Liputan6.com, Makassar - Tradisi ma’nene menjadi salah satu warisan budaya paling unik dari suku Toraja, Sulawesi Selatan. Ritual membersihkan dan mengganti pakaian jenazah leluhur ini bukan sekadar upacara adat.
Melainkan bentuk penghormatan mendalam terhadap orang yang telah meninggal. Tradisi ini dilakukan setiap tiga hingga empat tahun sekali.

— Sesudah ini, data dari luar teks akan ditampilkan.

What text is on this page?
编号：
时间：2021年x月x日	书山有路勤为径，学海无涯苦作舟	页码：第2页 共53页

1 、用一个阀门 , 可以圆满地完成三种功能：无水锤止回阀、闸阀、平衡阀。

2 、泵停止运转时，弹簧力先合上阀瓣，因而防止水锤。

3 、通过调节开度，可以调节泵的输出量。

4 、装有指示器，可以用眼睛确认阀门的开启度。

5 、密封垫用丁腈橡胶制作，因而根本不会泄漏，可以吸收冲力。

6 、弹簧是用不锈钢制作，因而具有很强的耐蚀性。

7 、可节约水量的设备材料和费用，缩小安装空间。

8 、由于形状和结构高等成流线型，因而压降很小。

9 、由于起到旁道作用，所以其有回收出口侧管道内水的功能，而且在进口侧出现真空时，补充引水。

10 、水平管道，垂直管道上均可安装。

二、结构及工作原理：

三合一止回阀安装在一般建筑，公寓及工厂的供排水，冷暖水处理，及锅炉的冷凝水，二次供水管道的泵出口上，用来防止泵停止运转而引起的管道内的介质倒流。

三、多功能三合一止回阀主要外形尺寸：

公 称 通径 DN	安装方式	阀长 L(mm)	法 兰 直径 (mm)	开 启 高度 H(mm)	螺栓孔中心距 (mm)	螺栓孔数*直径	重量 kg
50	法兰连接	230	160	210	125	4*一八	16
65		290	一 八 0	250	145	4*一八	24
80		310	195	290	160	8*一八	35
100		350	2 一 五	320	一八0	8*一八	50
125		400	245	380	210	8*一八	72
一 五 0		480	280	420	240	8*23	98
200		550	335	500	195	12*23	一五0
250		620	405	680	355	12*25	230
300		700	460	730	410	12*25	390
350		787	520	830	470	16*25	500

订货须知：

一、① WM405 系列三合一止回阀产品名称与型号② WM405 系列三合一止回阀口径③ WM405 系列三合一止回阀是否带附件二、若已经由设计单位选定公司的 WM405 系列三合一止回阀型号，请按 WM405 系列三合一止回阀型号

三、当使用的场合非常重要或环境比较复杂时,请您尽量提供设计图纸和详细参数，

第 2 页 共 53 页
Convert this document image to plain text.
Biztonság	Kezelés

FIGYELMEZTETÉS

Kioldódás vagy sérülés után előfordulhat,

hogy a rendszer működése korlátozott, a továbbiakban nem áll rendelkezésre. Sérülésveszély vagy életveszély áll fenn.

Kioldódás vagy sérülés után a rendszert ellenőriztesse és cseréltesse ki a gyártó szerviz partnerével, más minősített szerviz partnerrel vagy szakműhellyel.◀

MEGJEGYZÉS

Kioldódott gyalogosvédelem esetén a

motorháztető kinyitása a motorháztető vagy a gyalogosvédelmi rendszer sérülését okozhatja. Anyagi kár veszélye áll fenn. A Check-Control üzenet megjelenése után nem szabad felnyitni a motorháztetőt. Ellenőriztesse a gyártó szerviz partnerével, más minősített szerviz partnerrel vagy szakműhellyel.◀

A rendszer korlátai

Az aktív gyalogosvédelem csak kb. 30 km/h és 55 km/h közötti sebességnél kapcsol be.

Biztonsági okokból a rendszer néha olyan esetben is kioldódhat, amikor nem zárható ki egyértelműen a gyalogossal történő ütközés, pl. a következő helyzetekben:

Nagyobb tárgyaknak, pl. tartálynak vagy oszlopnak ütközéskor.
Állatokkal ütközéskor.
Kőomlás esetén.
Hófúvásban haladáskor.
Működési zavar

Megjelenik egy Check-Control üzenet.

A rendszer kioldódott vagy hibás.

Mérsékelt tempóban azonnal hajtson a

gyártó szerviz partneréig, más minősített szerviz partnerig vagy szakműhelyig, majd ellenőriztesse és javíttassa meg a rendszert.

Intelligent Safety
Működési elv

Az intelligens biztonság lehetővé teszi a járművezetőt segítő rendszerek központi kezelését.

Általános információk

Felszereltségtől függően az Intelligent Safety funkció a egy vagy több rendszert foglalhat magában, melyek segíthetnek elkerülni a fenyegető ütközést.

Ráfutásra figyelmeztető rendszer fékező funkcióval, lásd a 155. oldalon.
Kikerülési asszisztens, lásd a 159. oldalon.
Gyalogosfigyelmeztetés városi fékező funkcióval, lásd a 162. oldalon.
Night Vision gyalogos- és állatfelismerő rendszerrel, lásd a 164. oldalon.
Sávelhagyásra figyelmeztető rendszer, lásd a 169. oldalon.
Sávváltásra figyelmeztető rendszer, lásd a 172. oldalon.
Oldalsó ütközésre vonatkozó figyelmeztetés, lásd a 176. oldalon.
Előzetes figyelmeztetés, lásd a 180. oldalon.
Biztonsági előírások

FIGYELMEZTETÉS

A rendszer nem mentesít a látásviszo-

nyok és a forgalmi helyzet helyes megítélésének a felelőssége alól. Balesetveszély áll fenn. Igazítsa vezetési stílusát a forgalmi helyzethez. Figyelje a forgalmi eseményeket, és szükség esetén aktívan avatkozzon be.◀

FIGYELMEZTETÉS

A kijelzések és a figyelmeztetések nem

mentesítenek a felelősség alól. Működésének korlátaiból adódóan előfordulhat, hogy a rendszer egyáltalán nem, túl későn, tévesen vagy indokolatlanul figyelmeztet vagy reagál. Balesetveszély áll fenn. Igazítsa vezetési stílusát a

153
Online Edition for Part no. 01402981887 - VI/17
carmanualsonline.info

Mengutip dari berbagai sumber, tradisi ma’nene berawal dari legenda Pong Rumasek, seorang pemburu yang menemukan jenazah terlantar di hutan. Meski tidak mengenal almarhum, Pong merawat mayat tersebut dengan membersihkannya dan memberikannya pakaian layak.
Advertisement
Baca Juga
Bagi masyarakat Toraja, kematian bukanlah akhir dari hubungan dengan keluarga. Orang yang telah meninggal tetap dianggap sebagai bagian dari kehidupan sehari-hari.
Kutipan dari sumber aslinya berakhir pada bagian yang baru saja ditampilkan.